The upside to today is that regardless of the outcome, the ads will stop for now at least. It appears that there will be a fairly dramatic swing of the pendulum with this cycle and the Republicans will gain control of the Senate.
Ah, midterm elections. Where no one shows up even though almost as much is at stake.
Anyhow...as you can probably imagine, there are a lot of things pissing me off right now. Off we go.
All the election bullshit
So many things, you guys. SO MANY THINGS.
I hate Citizens United with a deep and burning passion. It is, without question, one of the worst Supreme Court decisions ever handed down and we are living the consequences of it as I type this. Over 4 billion dollars was spent on campaign ads this year. 4 BILLION.
Most of that wasn't from individual donors or the candidates themselves. Noooo.
It was bankrolled by corporate entities, by the super PACs that are allowed to funnel as much money as they want into campaigns these days, thanks to the dumbest SCOTUS decision ever. Suuuuuure, it's not manipulative. Suuuuuure, it's not an unfair advantage. Suuuuuure it isn't skewing our system of government.
And if you believe that....
It's not all that pisses me off, though. The amount of money, while absolutely insane just on the merits is one thing, but the ads it all went to pay for is worse. How much truth was actually in any of those commercials? How much was spun? How much was an outright lie?
Oh, we don't have to worry about accuracy...we just make the most offensive ads against the other person running and it's all good. We scare the shit out of the American people because let's face it....fear works.
In case you don't believe that, I have one word for you. Ebola.
Speaking of Ebola...
There were some projections that came out this past week about the epidemic as it pertains to the spread here in the US. I use the world epidemic because that's what everyone is so accustomed to, but really there is no epidemic taking place within our borders. A handful of cases and one death does not an epidemic make....but don't listen to me....I just have a background in public health and epidemiology.
Ready for the projections???
Worst case scenario, they're estimating that we will see up to 130 cases by the end of the year.
130. Not 130,000. 130. That's it.
They're saying that every major city will probably see at least one patient, and that person will most likely be returning from a trip to the areas of the world where there is an actual outbreak. You know, the three countries in Africa that haven't stopped the spread yet.
As opposed to all the rest of Africa, where Ebola isn't even an issue. The geographically challenged Americans and their ignorance here trumps facts so often that there are people freaking out about anyone who has traveled to any part of Africa. Truly, these are facepalm moments that make us look like idiots to the rest of the world.

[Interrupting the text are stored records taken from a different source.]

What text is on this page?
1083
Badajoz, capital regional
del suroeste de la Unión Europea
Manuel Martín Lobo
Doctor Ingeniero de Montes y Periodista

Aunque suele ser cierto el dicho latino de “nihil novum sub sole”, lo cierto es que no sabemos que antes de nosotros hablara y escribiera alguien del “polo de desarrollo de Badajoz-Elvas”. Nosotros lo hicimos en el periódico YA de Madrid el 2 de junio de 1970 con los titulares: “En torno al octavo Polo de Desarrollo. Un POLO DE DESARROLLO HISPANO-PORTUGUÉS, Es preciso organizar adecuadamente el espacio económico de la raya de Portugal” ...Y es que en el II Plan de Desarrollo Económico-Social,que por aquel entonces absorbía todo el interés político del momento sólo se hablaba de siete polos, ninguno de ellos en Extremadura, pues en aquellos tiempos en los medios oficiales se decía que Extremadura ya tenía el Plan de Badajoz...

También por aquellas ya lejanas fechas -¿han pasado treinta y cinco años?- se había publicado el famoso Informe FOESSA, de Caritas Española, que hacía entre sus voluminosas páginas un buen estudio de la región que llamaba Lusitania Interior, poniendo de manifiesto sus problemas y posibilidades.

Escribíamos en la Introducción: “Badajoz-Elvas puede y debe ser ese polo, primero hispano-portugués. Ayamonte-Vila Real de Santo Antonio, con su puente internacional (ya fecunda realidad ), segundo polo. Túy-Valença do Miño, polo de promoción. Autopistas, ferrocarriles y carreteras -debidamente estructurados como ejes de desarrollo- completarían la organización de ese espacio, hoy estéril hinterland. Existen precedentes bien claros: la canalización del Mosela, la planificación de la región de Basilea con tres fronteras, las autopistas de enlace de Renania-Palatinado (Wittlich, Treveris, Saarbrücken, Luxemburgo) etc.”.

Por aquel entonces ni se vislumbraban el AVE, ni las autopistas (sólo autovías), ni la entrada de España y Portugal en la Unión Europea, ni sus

Since we're talking about Ebola...
We should probably talk about Kaci Hickox too. By now, most people know at least who she is. She's the nurse that returned from working with Doctors Without Borders and was stopped at the airport in New Jersey, placed in isolation because they thought she had a fever that she didn't actually have. She was then released to go home to Maine where everyone proceeded to freak out that she had Ebola, which she doesn't actually have.
Are you seeing a theme here?
The Governor went to fairly extreme measures to try and force a quarantine on her for the full 21 days that she could potentially be symptom free and carrying the disease. It didn't work. Why???

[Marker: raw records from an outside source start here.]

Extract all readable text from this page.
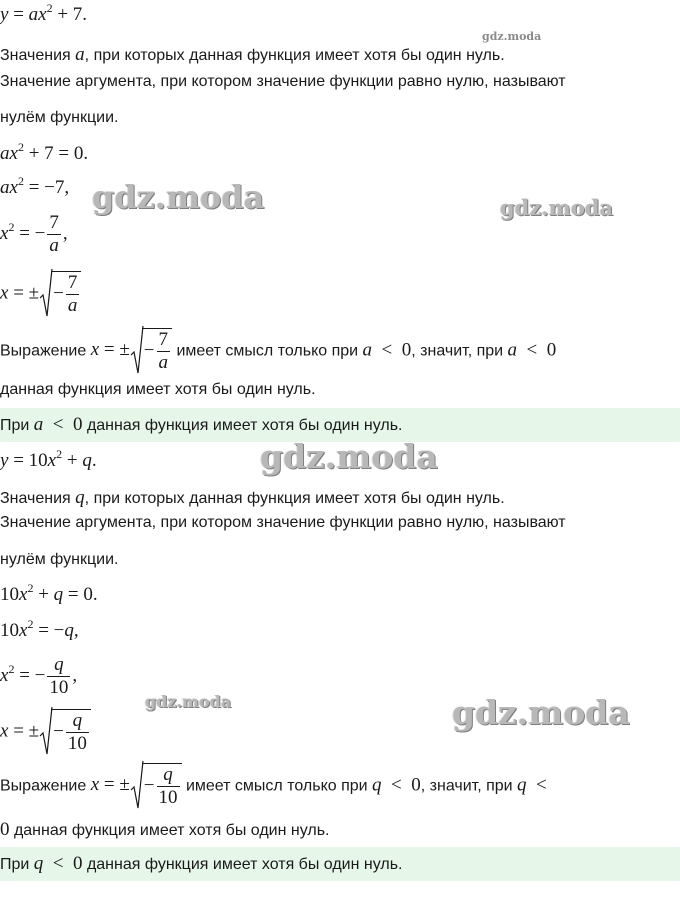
$y = ax^2 + 7$.
Значения a, при которых данная функция имеет хотя бы один нуль.
Значение аргумента, при котором значение функции равно нулю, называют
нулём функции.
$ax^2 + 7 = 0$.
$ax^2 = -7$,
$x^2$ = − $\frac{7}{a}$ ,
x = ± − $\frac{7}{a}$
Выражение x = ± − $\frac{7}{a}$ имеет смысл только при a  <  0, значит, при a  <  0
данная функция имеет хотя бы один нуль.
При a  <  0 данная функция имеет хотя бы один нуль.
$y = 10x^2 + q$.
Значения q, при которых данная функция имеет хотя бы один нуль.
Значение аргумента, при котором значение функции равно нулю, называют
нулём функции.
$10x^2 + q = 0$.
$10x^2 = -q$,
$x^2$ = − $\frac{q}{10}$ ,
x = ± − $\frac{q}{10}$
Выражение x = ± − $\frac{q}{10}$ имеет смысл только при q  <  0, значит, при q  <
0 данная функция имеет хотя бы один нуль.
При q  <  0 данная функция имеет хотя бы один нуль.
gdz.moda
gdz.moda	gdz.moda
gdz.moda
gdz.moda	gdz.moda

Well, the court refused to force her into quarantine because she's not sick.
Even if she has Ebola, which is looking less and less likely with each passing day, she isn't contagious until she starts to show symptoms. Which she isn't.
Everyone, calm down. Good lord.
Are we really willing to force people into isolation for three weeks at a time just because there is a possibility that they might have been exposed to something?

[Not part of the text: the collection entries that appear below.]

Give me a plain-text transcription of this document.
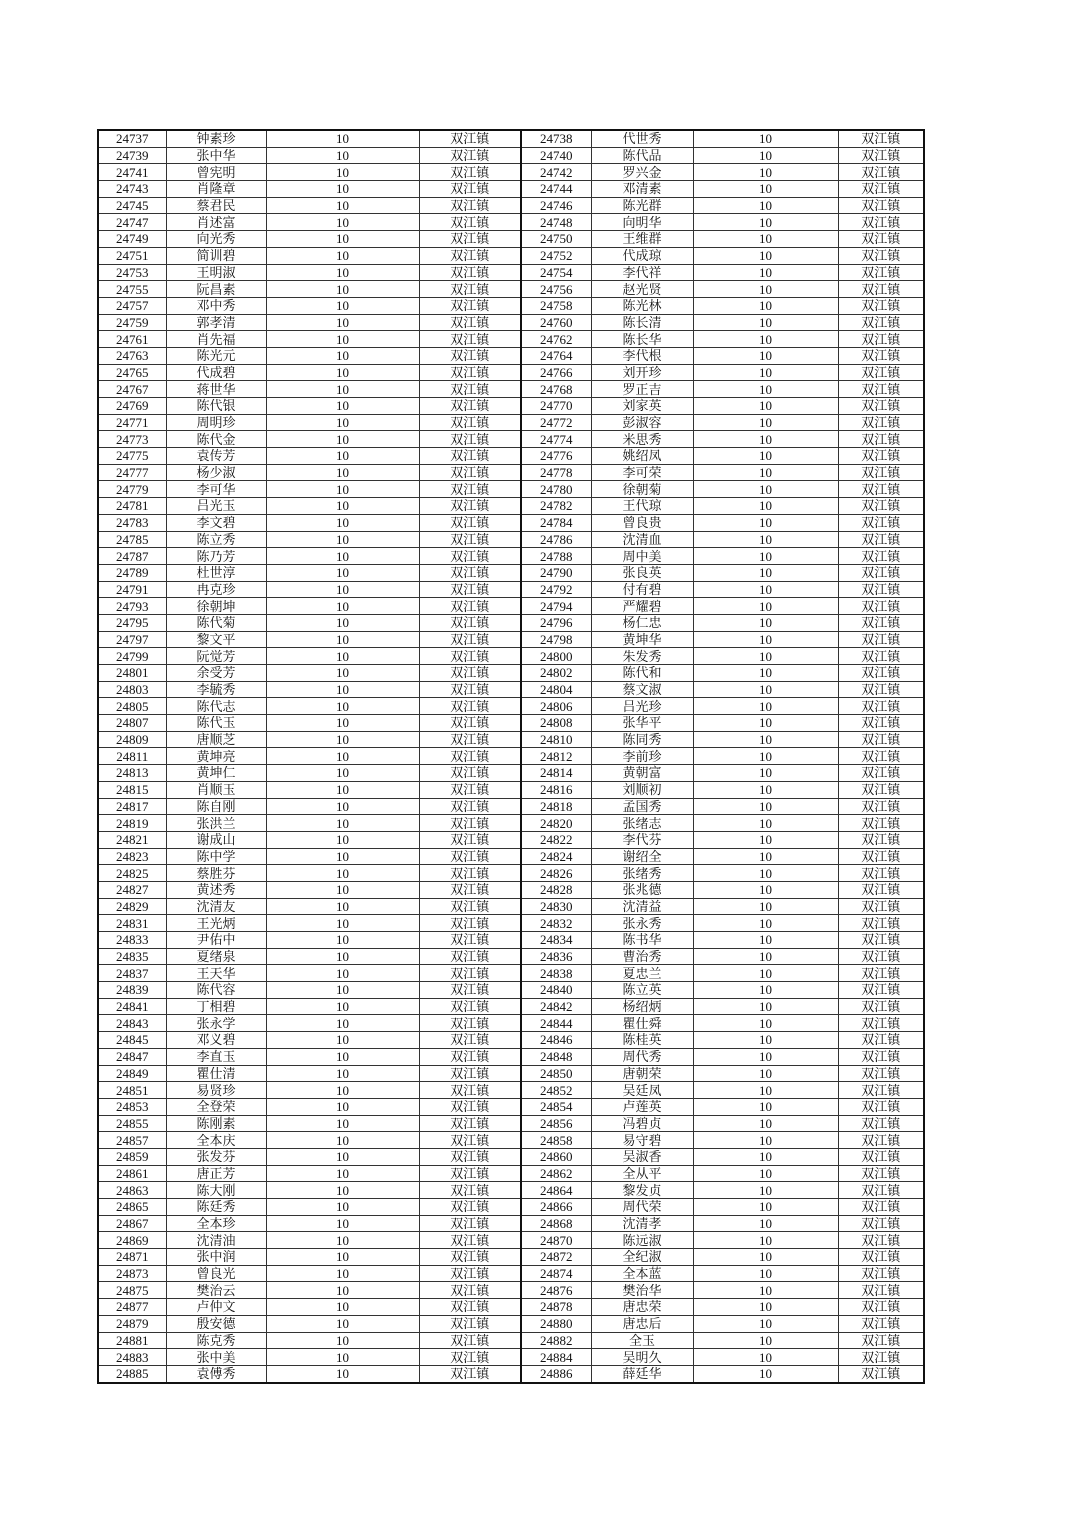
24737	钟素珍	10	双江镇	24738	代世秀	10	双江镇
24739	张中华	10	双江镇	24740	陈代品	10	双江镇
24741	曾宪明	10	双江镇	24742	罗兴金	10	双江镇
24743	肖隆章	10	双江镇	24744	邓清素	10	双江镇
24745	蔡君民	10	双江镇	24746	陈光群	10	双江镇
24747	肖述富	10	双江镇	24748	向明华	10	双江镇
24749	向光秀	10	双江镇	24750	王维群	10	双江镇
24751	简训碧	10	双江镇	24752	代成琼	10	双江镇
24753	王明淑	10	双江镇	24754	李代祥	10	双江镇
24755	阮昌素	10	双江镇	24756	赵光贤	10	双江镇
24757	邓中秀	10	双江镇	24758	陈光林	10	双江镇
24759	郭孝清	10	双江镇	24760	陈长清	10	双江镇
24761	肖先福	10	双江镇	24762	陈长华	10	双江镇
24763	陈光元	10	双江镇	24764	李代根	10	双江镇
24765	代成碧	10	双江镇	24766	刘开珍	10	双江镇
24767	蒋世华	10	双江镇	24768	罗正吉	10	双江镇
24769	陈代银	10	双江镇	24770	刘家英	10	双江镇
24771	周明珍	10	双江镇	24772	彭淑容	10	双江镇
24773	陈代金	10	双江镇	24774	米思秀	10	双江镇
24775	袁传芳	10	双江镇	24776	姚绍凤	10	双江镇
24777	杨少淑	10	双江镇	24778	李可荣	10	双江镇
24779	李可华	10	双江镇	24780	徐朝菊	10	双江镇
24781	吕光玉	10	双江镇	24782	王代琼	10	双江镇
24783	李文碧	10	双江镇	24784	曾良贵	10	双江镇
24785	陈立秀	10	双江镇	24786	沈清血	10	双江镇
24787	陈乃芳	10	双江镇	24788	周中美	10	双江镇
24789	杜世淳	10	双江镇	24790	张良英	10	双江镇
24791	冉克珍	10	双江镇	24792	付有碧	10	双江镇
24793	徐朝坤	10	双江镇	24794	严耀碧	10	双江镇
24795	陈代菊	10	双江镇	24796	杨仁忠	10	双江镇
24797	黎文平	10	双江镇	24798	黄坤华	10	双江镇
24799	阮觉芳	10	双江镇	24800	朱发秀	10	双江镇
24801	余受芳	10	双江镇	24802	陈代和	10	双江镇
24803	李毓秀	10	双江镇	24804	蔡文淑	10	双江镇
24805	陈代志	10	双江镇	24806	吕光珍	10	双江镇
24807	陈代玉	10	双江镇	24808	张华平	10	双江镇
24809	唐顺芝	10	双江镇	24810	陈同秀	10	双江镇
24811	黄坤亮	10	双江镇	24812	李前珍	10	双江镇
24813	黄坤仁	10	双江镇	24814	黄朝富	10	双江镇
24815	肖顺玉	10	双江镇	24816	刘顺初	10	双江镇
24817	陈自刚	10	双江镇	24818	孟国秀	10	双江镇
24819	张洪兰	10	双江镇	24820	张绪志	10	双江镇
24821	谢成山	10	双江镇	24822	李代芬	10	双江镇
24823	陈中学	10	双江镇	24824	谢绍全	10	双江镇
24825	蔡胜芬	10	双江镇	24826	张绪秀	10	双江镇
24827	黄述秀	10	双江镇	24828	张兆德	10	双江镇
24829	沈清友	10	双江镇	24830	沈清益	10	双江镇
24831	王光炳	10	双江镇	24832	张永秀	10	双江镇
24833	尹佑中	10	双江镇	24834	陈书华	10	双江镇
24835	夏绪泉	10	双江镇	24836	曹治秀	10	双江镇
24837	王天华	10	双江镇	24838	夏忠兰	10	双江镇
24839	陈代容	10	双江镇	24840	陈立英	10	双江镇
24841	丁相碧	10	双江镇	24842	杨绍炳	10	双江镇
24843	张永学	10	双江镇	24844	瞿仕舜	10	双江镇
24845	邓义碧	10	双江镇	24846	陈桂英	10	双江镇
24847	李直玉	10	双江镇	24848	周代秀	10	双江镇
24849	瞿仕清	10	双江镇	24850	唐朝荣	10	双江镇
24851	易贤珍	10	双江镇	24852	吴廷凤	10	双江镇
24853	全登荣	10	双江镇	24854	卢莲英	10	双江镇
24855	陈刚素	10	双江镇	24856	冯碧贞	10	双江镇
24857	全本庆	10	双江镇	24858	易守碧	10	双江镇
24859	张发芬	10	双江镇	24860	吴淑香	10	双江镇
24861	唐正芳	10	双江镇	24862	全从平	10	双江镇
24863	陈大刚	10	双江镇	24864	黎发贞	10	双江镇
24865	陈廷秀	10	双江镇	24866	周代荣	10	双江镇
24867	全本珍	10	双江镇	24868	沈清孝	10	双江镇
24869	沈清油	10	双江镇	24870	陈远淑	10	双江镇
24871	张中润	10	双江镇	24872	全纪淑	10	双江镇
24873	曾良光	10	双江镇	24874	全本蓝	10	双江镇
24875	樊治云	10	双江镇	24876	樊治华	10	双江镇
24877	卢仲文	10	双江镇	24878	唐忠荣	10	双江镇
24879	殷安德	10	双江镇	24880	唐忠后	10	双江镇
24881	陈克秀	10	双江镇	24882	全玉	10	双江镇
24883	张中美	10	双江镇	24884	吴明久	10	双江镇
24885	袁傅秀	10	双江镇	24886	薛廷华	10	双江镇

Maybe this is just the constitutional law scholar in me, but that's more than a little bit frightening. You see, my background is one in both legal rights and public health.
I can totally get behind the isolation of patients with communicable diseases for the greater good of society, but I'm not about to begin advocating for quarantines of people who aren't sick. That's a very slippery slope my friends, a huge intrusion on personal freedoms and not grounded in any scientific reasoning at all.
Which is why the judge said no.
Go ahead and yell at me if you want, but if we begin to allow irrational fear to police our society, we're opening a can of worms that no one wants to open.
The right to die
Brittany Maynard took a lethal dose of barbiturates this weekend as she planned to do, resulting in her death. In the days since, it seems that everyone has formed an opinion about this, made some kind of judgement call about whether what she did was morally right or wrong, mused about the culpability of her physicians, wondered about the emotional well being of her family and friends.
I've seen more than a few people say that what she did was commit suicide, usually people upset with her because they have personal history with the suicide of a loved one. Her choice had nothing to do with anyone but her. She was surrounded by her closest friends and family.
Her loss is a tragic one, regardless of the mechanism of her death, but it was a certainty. She was going to die. Period. This way her suffering was limited, the suffering that her loved ones were forced to witness was limited. In the last statements she issued, which I fully encourage people criticizing her to read, she says point blank that this wasn't really suicide. The cancer was what was killing her.
I sincerely hope that her message is spread and that more states will write laws allowing people in her position to make the choice she made.
I also sincerely hope that those critical of her decisions will respect that they were hers to make.